Does anyone else get nervous they plagiarize through dreams?

We Could’ve Not Missed It

Waking up at every movement you made- my heart would race.

Laying beside me with blankets of darkness and fabric- heated internally.

Any moment waiting for the cue to leave- acting as though it was my planned deed.

Shallow dreaming, hearing things- conscious feeling, you touch me.


We have 2 months-

We have one month-

3 weeks-

Two weeks-

Say you needed me-

Saying I can’t breathe-

I hate this-

2 weeks earlier and life would have paused for me-


 

Waking up to the sound of him in his crib-

You smiling-

Coffee….iced…hot…French press…

With you?

Please….

Forever Please……


 

No one will answer me……..

Suffocated-

Gasping-

Only welcome when entangled with you-

Dilated eyes………

 

 

 

 

Deconstructed Of Someone Else

Ten days until I celebrate and mourn our day where everything fucked up.
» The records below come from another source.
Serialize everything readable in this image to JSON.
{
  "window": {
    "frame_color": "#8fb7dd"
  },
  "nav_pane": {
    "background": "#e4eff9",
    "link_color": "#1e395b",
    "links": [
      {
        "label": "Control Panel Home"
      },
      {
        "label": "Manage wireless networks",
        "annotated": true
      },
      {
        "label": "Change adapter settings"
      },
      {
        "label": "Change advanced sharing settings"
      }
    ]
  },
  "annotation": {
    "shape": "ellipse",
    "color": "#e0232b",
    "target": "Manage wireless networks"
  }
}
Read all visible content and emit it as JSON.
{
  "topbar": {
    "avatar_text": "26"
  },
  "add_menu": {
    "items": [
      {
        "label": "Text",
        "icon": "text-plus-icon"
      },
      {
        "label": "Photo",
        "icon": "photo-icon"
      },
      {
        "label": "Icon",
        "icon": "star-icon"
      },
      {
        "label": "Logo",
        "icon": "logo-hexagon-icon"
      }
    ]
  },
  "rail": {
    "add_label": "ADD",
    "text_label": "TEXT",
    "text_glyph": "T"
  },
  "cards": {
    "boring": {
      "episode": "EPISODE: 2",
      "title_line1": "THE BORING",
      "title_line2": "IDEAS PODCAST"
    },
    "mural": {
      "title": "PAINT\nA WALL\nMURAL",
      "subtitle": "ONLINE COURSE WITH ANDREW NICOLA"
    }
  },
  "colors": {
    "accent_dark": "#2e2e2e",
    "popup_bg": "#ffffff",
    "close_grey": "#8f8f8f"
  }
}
How did I make it 32 years without you?

I reach for you like a blanket in hopes to find anything that soothes.

I have tried to birth you again myself through this life.


 

The other day I apologized for considering myself a twin- since you are not here.

They assured me I was indeed “still” a twin- validation gave birth to tears.


 

I want to be myself- But I can’t seem to be myself, Because I have deconstructed and reconstructed myself so much that I am just pieces of someone else.


 

 

 

 

 

 

 

 

 

I’ll Have Two, Without The Other

 

Coming to terms that my mourning will last a lifetime-For a lifetime never had.

Why is it so hard without you here.

I search for you everywhere- I looked in others and empty glasses.

I read words you never wrote- yet my hands did not purge them.

Two beers-two coffees-two please…


 

Two breaths that I can’t breathe- Did you make this asthma in me?

I’ll go to therapy soon- and tell them the most fucked up things about how I keep you with me.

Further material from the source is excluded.